A competitive weightlifter and Exercise Science Tutor at Wellington Institute of Technology (WelTec), Phillip explains Olympic Weightlifting is a bit different from standard weights. “There are specific moves called the ‘snatch’, ‘clear’ and ‘jerk’ and there is a greater focus on speed and technique.”
According to Phillip the sport is often misunderstood, and it’s benefits under represented, “as people often think it involves a lot of strength training, but often what people don’t associate with the sport is the speed involved. For example, testing has revealed that weightlifters have comparatively faster movements than sprinters over 30m.”
Phillip has been involved in the sport for more than 18 years, discovering an interest in weightlifting at a young age. “I first approached the YMCA at the age of 11, but was told I was a bit too young, and I should come back in a few years. So I waited then picked it up when I was 16,” said Phillip.
He spent years training in the Hutt Valley and went on to represent New Zealand in the junior world champs in 1994 and at the Commonwealth Games in 1996, placing 6th.
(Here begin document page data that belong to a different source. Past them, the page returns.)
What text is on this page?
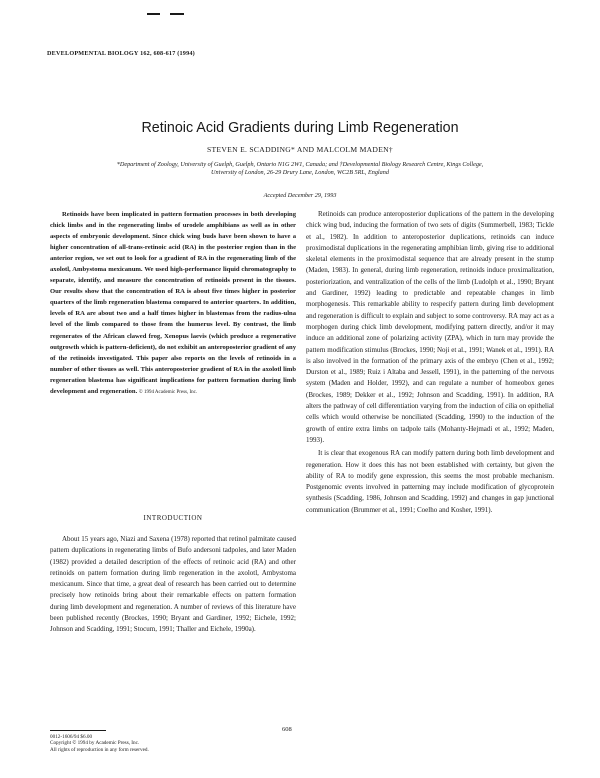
DEVELOPMENTAL BIOLOGY 162, 608-617 (1994)
Retinoic Acid Gradients during Limb Regeneration
STEVEN E. SCADDING* AND MALCOLM MADEN†
*Department of Zoology, University of Guelph, Guelph, Ontario N1G 2W1, Canada; and †Developmental Biology Research Centre, Kings College,
University of London, 26-29 Drury Lane, London, WC2B 5RL, England
Accepted December 29, 1993

Retinoids have been implicated in pattern formation processes in both developing chick limbs and in the regenerating limbs of urodele amphibians as well as in other aspects of embryonic development. Since chick wing buds have been shown to have a higher concentration of all-trans-retinoic acid (RA) in the posterior region than in the anterior region, we set out to look for a gradient of RA in the regenerating limb of the axolotl, Ambystoma mexicanum. We used high-performance liquid chromatography to separate, identify, and measure the concentration of retinoids present in the tissues. Our results show that the concentration of RA is about five times higher in posterior quarters of the limb regeneration blastema compared to anterior quarters. In addition, levels of RA are about two and a half times higher in blastemas from the radius-ulna level of the limb compared to those from the humerus level. By contrast, the limb regenerates of the African clawed frog, Xenopus laevis (which produce a regenerative outgrowth which is pattern-deficient), do not exhibit an anteroposterior gradient of any of the retinoids investigated. This paper also reports on the levels of retinoids in a number of other tissues as well. This anteroposterior gradient of RA in the axolotl limb regeneration blastema has significant implications for pattern formation during limb development and regeneration. © 1994 Academic Press, Inc.

INTRODUCTION

About 15 years ago, Niazi and Saxena (1978) reported that retinol palmitate caused pattern duplications in regenerating limbs of Bufo andersoni tadpoles, and later Maden (1982) provided a detailed description of the effects of retinoic acid (RA) and other retinoids on pattern formation during limb regeneration in the axolotl, Ambystoma mexicanum. Since that time, a great deal of research has been carried out to determine precisely how retinoids bring about their remarkable effects on pattern formation during limb development and regeneration. A number of reviews of this literature have been published recently (Brockes, 1990; Bryant and Gardiner, 1992; Eichele, 1992; Johnson and Scadding, 1991; Stocum, 1991; Thaller and Eichele, 1990a).

Retinoids can produce anteroposterior duplications of the pattern in the developing chick wing bud, inducing the formation of two sets of digits (Summerbell, 1983; Tickle et al., 1982). In addition to anteroposterior duplications, retinoids can induce proximodistal duplications in the regenerating amphibian limb, giving rise to additional skeletal elements in the proximodistal sequence that are already present in the stump (Maden, 1983). In general, during limb regeneration, retinoids induce proximalization, posteriorization, and ventralization of the cells of the limb (Ludolph et al., 1990; Bryant and Gardiner, 1992) leading to predictable and repeatable changes in limb morphogenesis. This remarkable ability to respecify pattern during limb development and regeneration is difficult to explain and subject to some controversy. RA may act as a morphogen during chick limb development, modifying pattern directly, and/or it may induce an additional zone of polarizing activity (ZPA), which in turn may provide the pattern modification stimulus (Brockes, 1990; Noji et al., 1991; Wanek et al., 1991). RA is also involved in the formation of the primary axis of the embryo (Chen et al., 1992; Durston et al., 1989; Ruiz i Altaba and Jessell, 1991), in the patterning of the nervous system (Maden and Holder, 1992), and can regulate a number of homeobox genes (Brockes, 1989; Dekker et al., 1992; Johnson and Scadding, 1991). In addition, RA alters the pathway of cell differentiation varying from the induction of cilia on epithelial cells which would otherwise be nonciliated (Scadding, 1990) to the induction of the growth of entire extra limbs on tadpole tails (Mohanty-Hejmadi et al., 1992; Maden, 1993).

It is clear that exogenous RA can modify pattern during both limb development and regeneration. How it does this has not been established with certainty, but given the ability of RA to modify gene expression, this seems the most probable mechanism. Postgenomic events involved in patterning may include modification of glycoprotein synthesis (Scadding, 1986, Johnson and Scadding, 1992) and changes in gap junctional communication (Brummer et al., 1991; Coelho and Kosher, 1991).

0012-1606/94 $6.00
Copyright © 1994 by Academic Press, Inc.
All rights of reproduction in any form reserved.
608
He has since travelled to Indonesia, Australia and Samoa taking part in international competitions.
While passionate on the subject, his commitment to the sport was tested for a time, when working long hours as a film set builder. “It came to the point where it was the job or the sport”, said Phillip, “luckily I found a way to do both”. Phillip undertook a Diploma in Exercise Science Studies at WelTec in 1996 and worked in health and fitness roles where his weight training was encouraged and supported as an area of professional expertise. He then went on to complete a Masters in Health Science (Rehab).
In 2004 Phillip returned to WelTec, this time as an Exercise Science tutor specialising in resistance training and exercise therapy. He speaks positively about the future of the health and fitness industry and the opportunities it provides for graduating WelTec Exercise Science students.
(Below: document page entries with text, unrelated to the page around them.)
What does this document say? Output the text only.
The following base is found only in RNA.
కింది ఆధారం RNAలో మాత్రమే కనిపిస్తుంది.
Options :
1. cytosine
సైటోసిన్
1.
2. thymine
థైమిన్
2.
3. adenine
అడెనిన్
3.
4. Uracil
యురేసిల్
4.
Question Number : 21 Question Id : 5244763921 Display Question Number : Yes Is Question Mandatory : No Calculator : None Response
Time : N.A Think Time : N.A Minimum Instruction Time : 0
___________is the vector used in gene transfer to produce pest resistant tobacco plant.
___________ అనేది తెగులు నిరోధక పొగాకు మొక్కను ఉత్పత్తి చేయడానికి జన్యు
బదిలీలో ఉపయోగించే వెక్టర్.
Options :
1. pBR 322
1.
“The health and fitness industry is growing both in size and variety, there’s a huge range of roles out there that people don’t even know about. We’ve had students who’ve gone on to work in the fields of nutrition, physical conditioning, personal training, community health and assist with physio therapy and sports physio - and from all accounts they’re doing really well out there. ”
“We hear great reports back from gyms and other industry employers. Employers have told us that they appreciate the combination of theory and hands on training our students have. Thanks to the practical component it takes them less time to come up to speed when entering the workforce.”
“The work we do is also significant to the future health and wellbeing of New Zealanders. Trends such as an aging population and increasing rates of child obesity means the health and fitness industry will have an important role to play in improving the quality of life of Kiwis in the years to come.”